FILE PHOTO - Diamond Reynolds, girlfriend of Philando Castile, weeps as people gather to protest the fatal shooting of Castile by Minneapolis area police during a traffic stop on Wednesday, in St. Paul, Minnesota, U.S. on July 7, 2016. REUTERS/Adam Bettcher/File Photo

The Minnesota woman who streamed images of her boyfriend as he lay bleeding to death after being shot by a policeman during a traffic stop said on Tuesday she showed the video because she did not trust police.

Diamond Reynolds, who streamed the immediate aftermath of the July 2016 shooting on Facebook Live, said during emotional testimony at the Ramsey County District Court in St. Paul, Minnesota, that she was afraid for her 4-year-old daughter, who was in the vehicle’s back seat when the shooting occurred.

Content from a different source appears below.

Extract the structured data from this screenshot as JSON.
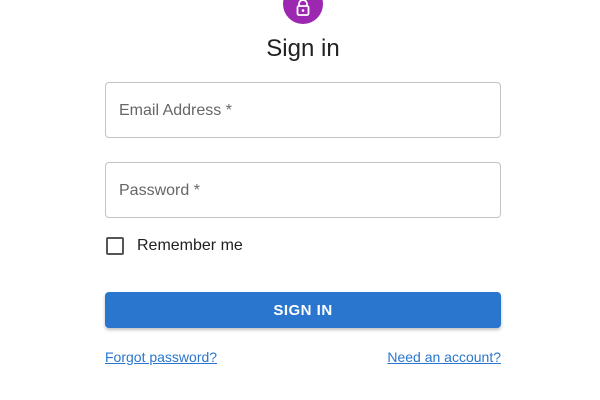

“I know people are not protected against the police,” she said. “I feared for my daughter’s safety and my safety because a gun was pointed in our car.”

The killing of Philando Castile, 32, by St. Anthony Police Department officer Jeronimo Yanez, who was charged with second-degree manslaughter, sparked national outrage and triggered weeks of protests in St. Paul and Minneapolis.

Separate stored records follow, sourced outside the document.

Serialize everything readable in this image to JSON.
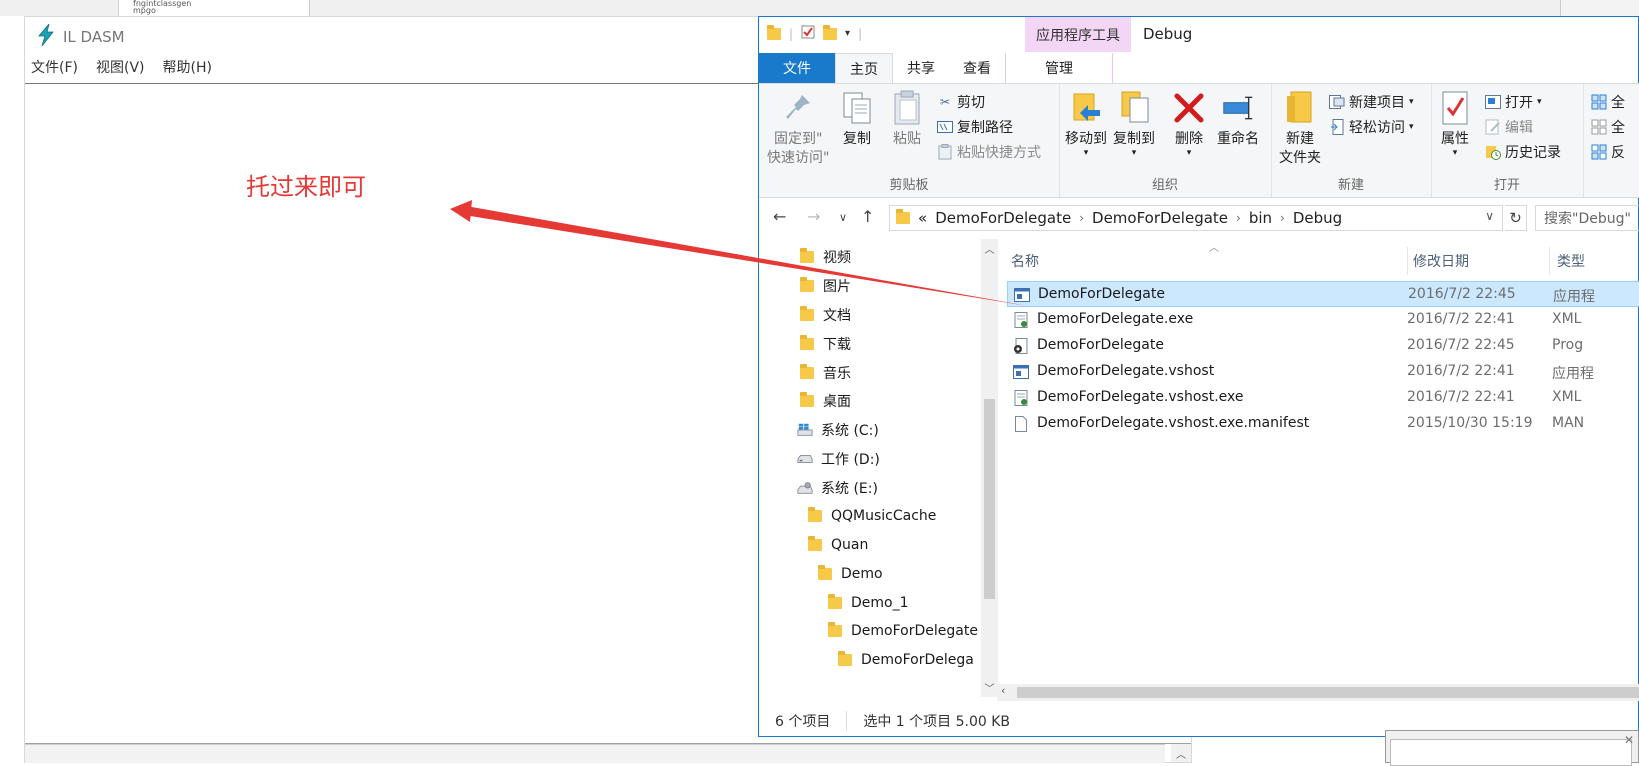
{
  "background": {
    "window_items": [
      "fngintclassgen",
      "mpgo"
    ]
  },
  "ildasm": {
    "title": "IL DASM",
    "menu": [
      "文件(F)",
      "视图(V)",
      "帮助(H)"
    ]
  },
  "annotation": {
    "text": "托过来即可",
    "color": "#e53935"
  },
  "explorer": {
    "contextual_tab_group": "应用程序工具",
    "window_title": "Debug",
    "tabs": {
      "file": "文件",
      "home": "主页",
      "share": "共享",
      "view": "查看",
      "manage": "管理"
    },
    "ribbon": {
      "clipboard": {
        "label": "剪贴板",
        "pin_line1": "固定到\"",
        "pin_line2": "快速访问\"",
        "copy": "复制",
        "paste": "粘贴",
        "cut": "剪切",
        "copy_path": "复制路径",
        "paste_shortcut": "粘贴快捷方式"
      },
      "organize": {
        "label": "组织",
        "move_to": "移动到",
        "copy_to": "复制到",
        "delete": "删除",
        "rename": "重命名"
      },
      "new": {
        "label": "新建",
        "new_folder_line1": "新建",
        "new_folder_line2": "文件夹",
        "new_item": "新建项目",
        "easy_access": "轻松访问"
      },
      "open": {
        "label": "打开",
        "properties": "属性",
        "open": "打开",
        "edit": "编辑",
        "history": "历史记录"
      },
      "select": {
        "item1": "全",
        "item2": "全",
        "item3": "反"
      }
    },
    "address": {
      "overflow": "«",
      "crumbs": [
        "DemoForDelegate",
        "DemoForDelegate",
        "bin",
        "Debug"
      ]
    },
    "search": {
      "placeholder": "搜索\"Debug\""
    },
    "nav_pane": [
      {
        "label": "视频",
        "icon": "videos-folder-icon"
      },
      {
        "label": "图片",
        "icon": "pictures-folder-icon"
      },
      {
        "label": "文档",
        "icon": "documents-folder-icon"
      },
      {
        "label": "下载",
        "icon": "downloads-folder-icon"
      },
      {
        "label": "音乐",
        "icon": "music-folder-icon"
      },
      {
        "label": "桌面",
        "icon": "desktop-folder-icon"
      },
      {
        "label": "系统 (C:)",
        "icon": "windows-drive-icon"
      },
      {
        "label": "工作 (D:)",
        "icon": "drive-icon"
      },
      {
        "label": "系统 (E:)",
        "icon": "drive-icon"
      },
      {
        "label": "QQMusicCache",
        "icon": "folder-icon"
      },
      {
        "label": "Quan",
        "icon": "folder-icon"
      },
      {
        "label": "Demo",
        "icon": "folder-icon"
      },
      {
        "label": "Demo_1",
        "icon": "folder-icon"
      },
      {
        "label": "DemoForDelegate",
        "icon": "folder-icon"
      },
      {
        "label": "DemoForDelega",
        "icon": "folder-icon"
      }
    ],
    "columns": {
      "name": "名称",
      "date": "修改日期",
      "type": "类型"
    },
    "files": [
      {
        "name": "DemoForDelegate",
        "date": "2016/7/2 22:45",
        "type": "应用程",
        "icon": "application-icon",
        "selected": true
      },
      {
        "name": "DemoForDelegate.exe",
        "date": "2016/7/2 22:41",
        "type": "XML",
        "icon": "config-file-icon",
        "selected": false
      },
      {
        "name": "DemoForDelegate",
        "date": "2016/7/2 22:45",
        "type": "Prog",
        "icon": "pdb-file-icon",
        "selected": false
      },
      {
        "name": "DemoForDelegate.vshost",
        "date": "2016/7/2 22:41",
        "type": "应用程",
        "icon": "application-icon",
        "selected": false
      },
      {
        "name": "DemoForDelegate.vshost.exe",
        "date": "2016/7/2 22:41",
        "type": "XML",
        "icon": "config-file-icon",
        "selected": false
      },
      {
        "name": "DemoForDelegate.vshost.exe.manifest",
        "date": "2015/10/30 15:19",
        "type": "MAN",
        "icon": "blank-file-icon",
        "selected": false
      }
    ],
    "status": {
      "item_count": "6 个项目",
      "selection": "选中 1 个项目  5.00 KB"
    }
  }
}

The shooting in the St. Paul suburb of Falcon Heights during a traffic stop, like similar incidents across the United States, fueled public debate about appropriate use of force by law enforcement against minorities.

Yanez fired his gun because Castile was reaching for a weapon he disclosed he had, Yanez’s attorney, Paul Engh, said during opening arguments on Monday.

Engh said Yanez, who will testify and previously pleaded not guilty, feared for his life. Engh said the police dashboard camera video of the stop showed Castile ignored two commands about not reaching for or pulling out his gun.

On Tuesday, Reynolds, 27, dabbing her eyes with a tissue and sometimes sobbing, said she was “broken, hurt, confused, lost.”

The police video, as well as Reynolds’ Facebook post, were played in court. Yanez fired seven shots, hitting Castile five times, including twice in the heart, prosecutors said.

Yanez has said he was justified in stopping Castile’s car because he resembled a suspect in a convenience store robbery, according to court documents. Castile’s vehicle also had a broken brake light.

After Castile was stopped, Yanez asked him to present his driver’s license and insurance card. Castile disclosed he was carrying a licensed handgun. The exchange took just over a minute and Castile’s permit to carry a gun was later found in his wallet.

In response to questions by Yanez’s attorney, Reynolds said she and Castile smoked marijuana a lot, but not every day. Marijuana was found in the car.